EL RINCÓN
En manos de los padres
LA LEY de Prevención del Consumo Indebido de Bebidas Alcohólicas, más conocida por la Ley Antibotellón, con rectificaciones mínimas, va a ser aprobada de un momento a otro. Si se cumple, no sólo se mejorarán muchos hígados juveniles, sino muchas aceras. Es curioso que la llamada «movida» consista fundamentalmente en tumbarse en mitad de la calle y no hacer más movimiento que pasarse de unos a otros una gran botella llena de líquidos apócrifos, como los indios se pasaban la pipa de la paz, antes de que les afectaran las campañas antitabaco. ¿Cómo podrá conseguirse que los sociables muchachos que empuercan las ciudades abandonen sus hábitos? Se les ha explicado muchas veces que estarían más cómodos en un bar americano, o de cualquier otra nacionalidad, donde los cubatas salen por un ojo de la cara y la yema del otro.
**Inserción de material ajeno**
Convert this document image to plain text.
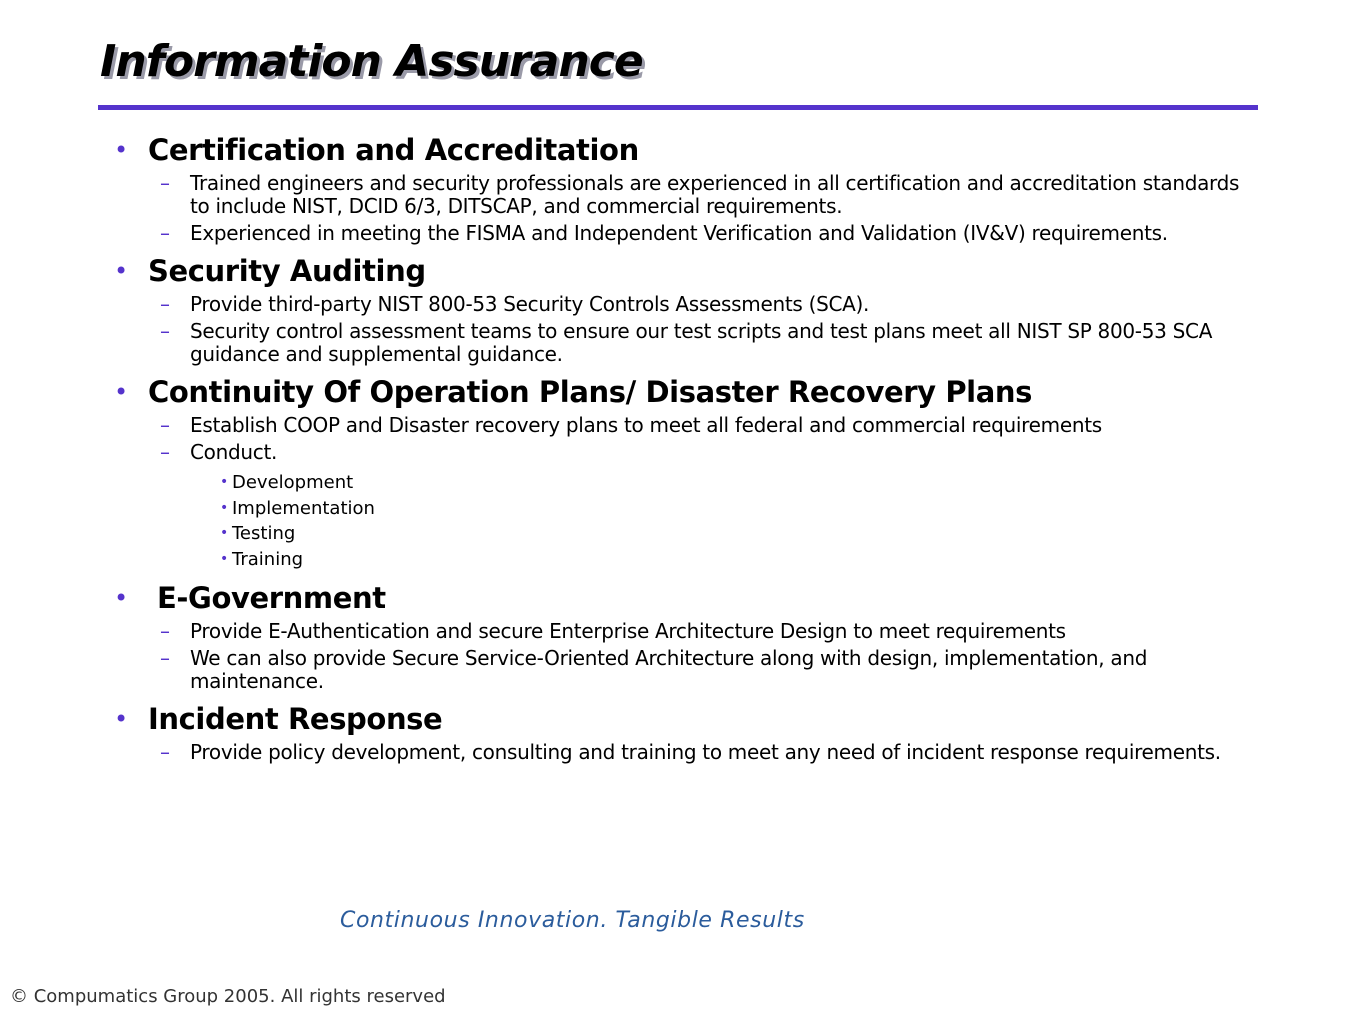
Information Assurance
• Certification and Accreditation
– Trained engineers and security professionals are experienced in all certification and accreditation standards to include NIST, DCID 6/3, DITSCAP, and commercial requirements.
– Experienced in meeting the FISMA and Independent Verification and Validation (IV&V) requirements.
• Security Auditing
– Provide third-party NIST 800-53 Security Controls Assessments (SCA).
– Security control assessment teams to ensure our test scripts and test plans meet all NIST SP 800-53 SCA guidance and supplemental guidance.
• Continuity Of Operation Plans/ Disaster Recovery Plans
– Establish COOP and Disaster recovery plans to meet all federal and commercial requirements
– Conduct.
• Development
• Implementation
• Testing
• Training
• E-Government
– Provide E-Authentication and secure Enterprise Architecture Design to meet requirements
– We can also provide Secure Service-Oriented Architecture along with design, implementation, and maintenance.
• Incident Response
– Provide policy development, consulting and training to meet any need of incident response requirements.

Continuous Innovation. Tangible Results

© Compumatics Group 2005. All rights reserved
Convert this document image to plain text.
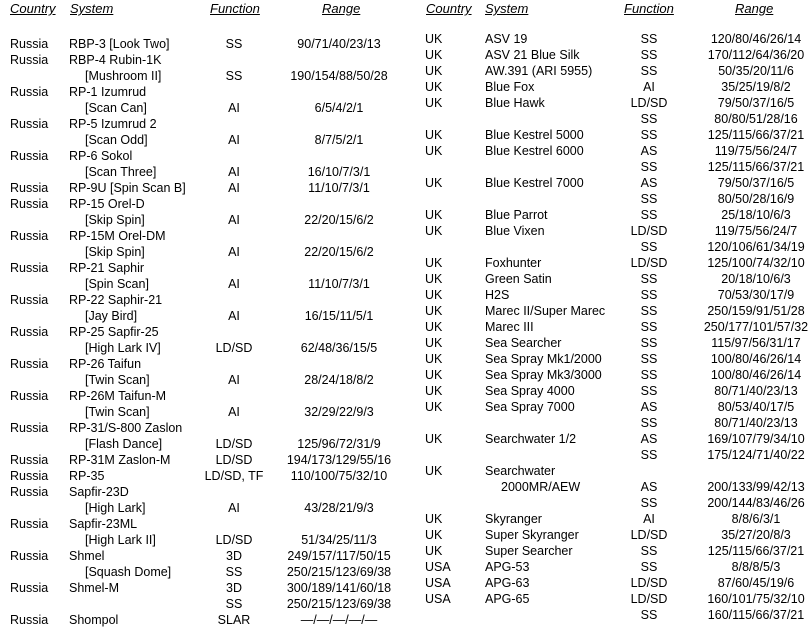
Country System	Function	Range
Russia RBP-3 [Look Two]	SS	90/71/40/23/13
Russia RBP-4 Rubin-1K
[Mushroom II]	SS	190/154/88/50/28
Russia RP-1 Izumrud
[Scan Can]	AI	6/5/4/2/1
Russia RP-5 Izumrud 2
[Scan Odd]	AI	8/7/5/2/1
Russia RP-6 Sokol
[Scan Three]	AI	16/10/7/3/1
Russia RP-9U [Spin Scan B]	AI	11/10/7/3/1
Russia RP-15 Orel-D
[Skip Spin]	AI	22/20/15/6/2
Russia RP-15M Orel-DM
[Skip Spin]	AI	22/20/15/6/2
Russia RP-21 Saphir
[Spin Scan]	AI	11/10/7/3/1
Russia RP-22 Saphir-21
[Jay Bird]	AI	16/15/11/5/1
Russia RP-25 Sapfir-25
[High Lark IV]	LD/SD	62/48/36/15/5
Russia RP-26 Taifun
[Twin Scan]	AI	28/24/18/8/2
Russia RP-26M Taifun-M
[Twin Scan]	AI	32/29/22/9/3
Russia RP-31/S-800 Zaslon
[Flash Dance]	LD/SD	125/96/72/31/9
Russia RP-31M Zaslon-M	LD/SD	194/173/129/55/16
Russia RP-35	LD/SD, TF 110/100/75/32/10
Russia Sapfir-23D
[High Lark]	AI	43/28/21/9/3
Russia Sapfir-23ML
[High Lark II]	LD/SD	51/34/25/11/3
Russia Shmel	3D	249/157/117/50/15
[Squash Dome]	SS	250/215/123/69/38
Russia Shmel-M	3D	300/189/141/60/18
SS	250/215/123/69/38
Russia Shompol	SLAR	—/—/—/—/—
Country System	Function	Range
UK	ASV 19	SS	120/80/46/26/14
UK	ASV 21 Blue Silk	SS	170/112/64/36/20
UK	AW.391 (ARI 5955)	SS	50/35/20/11/6
UK	Blue Fox	AI	35/25/19/8/2
UK	Blue Hawk	LD/SD	79/50/37/16/5
SS	80/80/51/28/16
UK	Blue Kestrel 5000	SS	125/115/66/37/21
UK	Blue Kestrel 6000	AS	119/75/56/24/7
SS	125/115/66/37/21
UK	Blue Kestrel 7000	AS	79/50/37/16/5
SS	80/50/28/16/9
UK	Blue Parrot	SS	25/18/10/6/3
UK	Blue Vixen	LD/SD	119/75/56/24/7
SS	120/106/61/34/19
UK	Foxhunter	LD/SD	125/100/74/32/10
UK	Green Satin	SS	20/18/10/6/3
UK	H2S	SS	70/53/30/17/9
UK	Marec II/Super Marec	SS	250/159/91/51/28
UK	Marec III	SS	250/177/101/57/32
UK	Sea Searcher	SS	115/97/56/31/17
UK	Sea Spray Mk1/2000	SS	100/80/46/26/14
UK	Sea Spray Mk3/3000	SS	100/80/46/26/14
UK	Sea Spray 4000	SS	80/71/40/23/13
UK	Sea Spray 7000	AS	80/53/40/17/5
SS	80/71/40/23/13
UK	Searchwater 1/2	AS	169/107/79/34/10
SS	175/124/71/40/22
UK	Searchwater
2000MR/AEW	AS	200/133/99/42/13
SS	200/144/83/46/26
UK	Skyranger	AI	8/8/6/3/1
UK	Super Skyranger	LD/SD	35/27/20/8/3
UK	Super Searcher	SS	125/115/66/37/21
USA	APG-53	SS	8/8/8/5/3
USA	APG-63	LD/SD	87/60/45/19/6
USA	APG-65	LD/SD	160/101/75/32/10
SS	160/115/66/37/21
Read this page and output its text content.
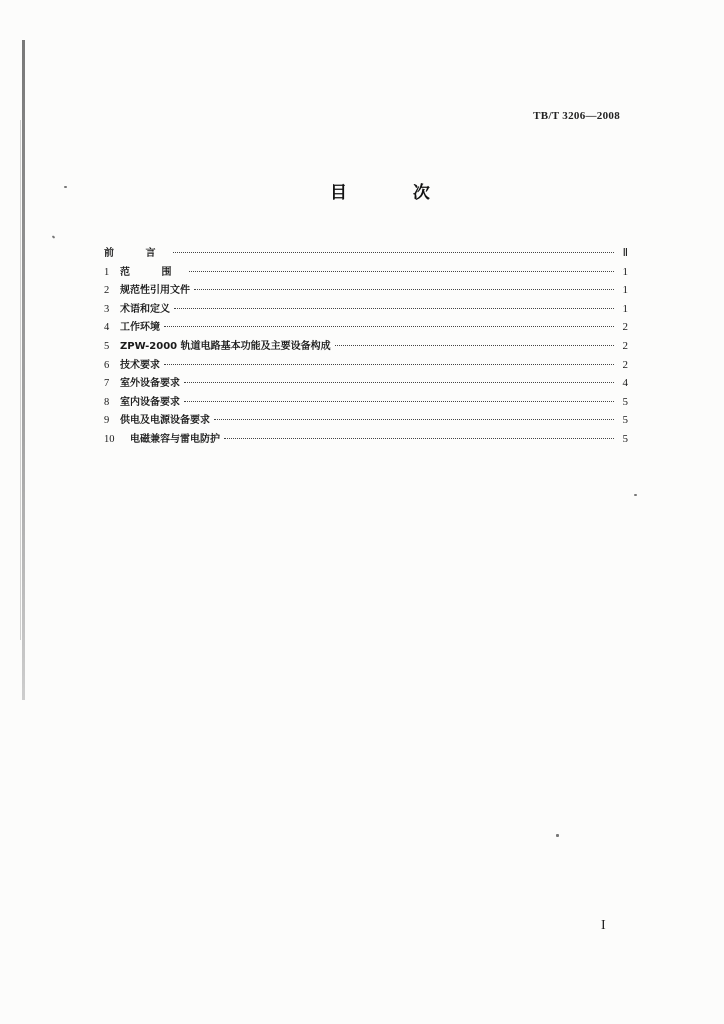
TB/T 3206—2008
目 次
前 言	Ⅱ
1	范 围	1
2	规范性引用文件	1
3	术语和定义	1
4	工作环境	2
5	ZPW-2000 轨道电路基本功能及主要设备构成	2
6	技术要求	2
7	室外设备要求	4
8	室内设备要求	5
9	供电及电源设备要求	5
10	电磁兼容与雷电防护	5
I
Los chicos dicen que no disponen de dinero para disponer de un barman que hable bajo, sepa graduar la penumbra etílica del mostrador y domine la sutilísima estrategia del «Dry Martini». Es por lo tanto una cuestión de pasta, pero hay otras cuestiones. ¿Por qué se bebe a los catorce años? A esa edad lo que hay que hacer es comer. Comer mucho y hacer mucho ejercicio para que el día de mañana se pueda presumir de un buen estómago y, ya puestos, de ser dueño de una pierna hueca donde pueda alojarse todo lo que se trasiegue, sin daño para ninguna otra pieza de nuestro caducable organismo. Lo más curioso de la Ley Antibotellón, que me parece absolutamente necesaria, es que descarga la mayor parte de su peso en los padres de los menores. Hay padres severos, de esos que sólo le pegan a sus hijos en defensa propia, pero también los hay tan blandos que son fácilmente maleables. La autoridad paterna está en crisis, al decir de los sociólogos, y abundan los progenitores que cuando le preguntan al niño a qué hora piensa regresar por la noche, escuchan la misma respuesta: «a la que me salga de los cataplines». En ese momento, para demostrar quién manda en la casa, apostillan: «está bien, pero ni un minuto más tarde». Sólo falta que sean los papás los que paguen los vidrios rotos en las aceras.